Replay: VHS is not dead é um puzzle platformer em pixel art que coloca o jogador no controle da manipulação do tempo em mundos inspirados no cinema. A jogabilidade gira em torno de gravar as ações dos personagens e combiná-las com o controle remoto para superar desafios em dezenas de fases.
Gameplay
O principal recurso do jogo é guiar um personagem por trechos de plataforma enquanto o sistema registra cada movimento. Depois, o jogador assume outro personagem ou volta ao mesmo para gravar novas passagens, sobrepondo as sequências para que ações anteriores interajam com as novas. O controle remoto permite pausar, retroceder ou avançar o tempo, possibilitando sincronizar com precisão os percursos de vários personagens para alcançar objetivos ou ativar interruptores que, de outra forma, estariam fora de alcance.
As fases priorizam a resolução criativa de problemas em vez de velocidade ou combate. Cada estágio traz objetivos secundários, geralmente ligados à coleta de itens ou à conclusão de tarefas em tempo reduzido, incentivando novas tentativas para otimizar as gravações. A estética em pixel art reforça o tema retrô de fitas de vídeo, com cenários que alternam entre diferentes universos cinematográficos à medida que o jogador avança pelos quatro mundos distintos.
Modos de Jogo
O jogo é focado em uma campanha para um jogador, organizada em fases individuais. Não há modos competitivos ou cooperativos; o progresso depende de concluir os objetivos principais de cada estágio antes de enfrentar os desafios opcionais.

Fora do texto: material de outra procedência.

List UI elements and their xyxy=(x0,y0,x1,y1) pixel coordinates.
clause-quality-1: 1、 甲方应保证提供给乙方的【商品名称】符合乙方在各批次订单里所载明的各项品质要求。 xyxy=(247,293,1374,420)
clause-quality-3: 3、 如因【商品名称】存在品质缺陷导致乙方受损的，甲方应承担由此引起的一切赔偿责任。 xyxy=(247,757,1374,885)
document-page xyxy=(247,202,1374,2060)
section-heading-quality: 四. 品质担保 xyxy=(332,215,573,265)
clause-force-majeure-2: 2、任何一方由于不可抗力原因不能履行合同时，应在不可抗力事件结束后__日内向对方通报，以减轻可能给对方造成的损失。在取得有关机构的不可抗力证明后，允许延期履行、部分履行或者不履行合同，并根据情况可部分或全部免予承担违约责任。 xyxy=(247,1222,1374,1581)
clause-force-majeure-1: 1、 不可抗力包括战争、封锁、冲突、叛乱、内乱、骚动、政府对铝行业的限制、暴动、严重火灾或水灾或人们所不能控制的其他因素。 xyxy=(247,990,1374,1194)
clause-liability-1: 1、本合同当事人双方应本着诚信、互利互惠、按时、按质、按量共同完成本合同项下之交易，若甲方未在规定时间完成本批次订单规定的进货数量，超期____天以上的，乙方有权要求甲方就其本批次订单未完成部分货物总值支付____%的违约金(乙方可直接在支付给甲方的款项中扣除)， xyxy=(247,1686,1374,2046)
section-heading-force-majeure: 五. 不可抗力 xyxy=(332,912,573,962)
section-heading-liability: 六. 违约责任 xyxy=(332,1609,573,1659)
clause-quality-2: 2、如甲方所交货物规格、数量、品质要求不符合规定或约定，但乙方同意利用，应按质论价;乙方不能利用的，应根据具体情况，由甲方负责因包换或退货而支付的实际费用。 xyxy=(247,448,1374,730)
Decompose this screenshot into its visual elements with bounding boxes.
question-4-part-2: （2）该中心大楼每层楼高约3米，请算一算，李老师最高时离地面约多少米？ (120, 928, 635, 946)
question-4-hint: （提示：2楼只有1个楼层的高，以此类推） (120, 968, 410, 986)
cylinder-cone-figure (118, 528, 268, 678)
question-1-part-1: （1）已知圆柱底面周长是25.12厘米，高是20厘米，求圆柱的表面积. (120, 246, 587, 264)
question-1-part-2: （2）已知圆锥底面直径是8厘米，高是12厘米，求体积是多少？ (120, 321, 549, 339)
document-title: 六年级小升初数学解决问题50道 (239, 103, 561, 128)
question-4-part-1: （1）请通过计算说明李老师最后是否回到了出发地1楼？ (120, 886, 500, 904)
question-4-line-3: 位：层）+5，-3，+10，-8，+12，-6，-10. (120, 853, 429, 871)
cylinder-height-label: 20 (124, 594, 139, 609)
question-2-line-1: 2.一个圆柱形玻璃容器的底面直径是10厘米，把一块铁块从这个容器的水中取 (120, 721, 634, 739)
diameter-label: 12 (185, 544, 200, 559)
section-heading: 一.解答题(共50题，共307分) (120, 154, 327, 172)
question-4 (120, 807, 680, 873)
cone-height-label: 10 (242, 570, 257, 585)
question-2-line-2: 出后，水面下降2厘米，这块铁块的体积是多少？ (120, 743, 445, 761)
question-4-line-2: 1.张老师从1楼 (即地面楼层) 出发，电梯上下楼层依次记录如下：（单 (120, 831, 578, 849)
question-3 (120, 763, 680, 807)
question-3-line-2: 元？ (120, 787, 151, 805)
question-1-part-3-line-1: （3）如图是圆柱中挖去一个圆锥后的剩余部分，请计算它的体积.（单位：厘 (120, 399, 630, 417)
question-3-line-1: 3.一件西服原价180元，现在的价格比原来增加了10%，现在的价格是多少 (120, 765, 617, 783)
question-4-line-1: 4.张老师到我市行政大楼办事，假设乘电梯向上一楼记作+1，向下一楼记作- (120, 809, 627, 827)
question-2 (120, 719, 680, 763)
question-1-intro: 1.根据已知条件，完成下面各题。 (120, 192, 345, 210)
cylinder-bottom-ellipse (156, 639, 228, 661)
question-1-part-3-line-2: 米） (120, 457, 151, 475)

A dificuldade aumenta conforme novos personagens e interações mais complexas são introduzidos, exigindo domínio do sistema de gravação e manipulação do tempo.
Cada uma das cerca de setenta fases pertence a um dos quatro universos baseados em filmes, mantendo o foco na experimentação individual. É possível bater recordes refinando as tentativas, mas a estrutura permanece linear dentro da campanha.
História e Cenário
A narrativa acompanha Harvey Hachess, que é puxado para dentro da televisão após ser atingido por um raio durante uma tempestade. Dentro da tela, ele descobre uma forma de regravar fitas danificadas ao entrar diretamente nos mundos dos filmes. Essa premissa transforma o design das fases em cenas cinematográficas, onde o jogador precisa restaurar trechos perdidos por meio da sobreposição precisa de ações.
A história funciona principalmente como contexto para a mecânica e não apresenta escolhas ramificadas nem diálogos extensos. Ela reforça o tema de VHS e controle remoto sem desviar o foco do puzzle platformer.
Vale a Pena Jogar?
Replay: VHS is not dead oferece uma abordagem original ao puzzle platformer com seu sistema de gravação e manipulação do tempo. O jogo agrada quem gosta de experimentação metódica e da satisfação de encadear várias passagens em soluções elegantes. Com cerca de setenta fases e ênfase nos objetivos secundários, entrega uma experiência concentrada que recompensa a persistência.
A recepção destaca o loop central criativo e os quebra-cabeças desafiadores, embora o público reduzido reflita seu apelo nichado e a divulgação limitada no lançamento. O título está disponível como pacote completo, sem atualizações ou conteúdo sazonal, sendo uma compra direta para fãs de indie puzzle games com estética retrô. Se as mecânicas de manipulação do tempo e a apresentação em pixel art combinam com suas preferências, o jogo oferece bom valor por sua proposta única de level design.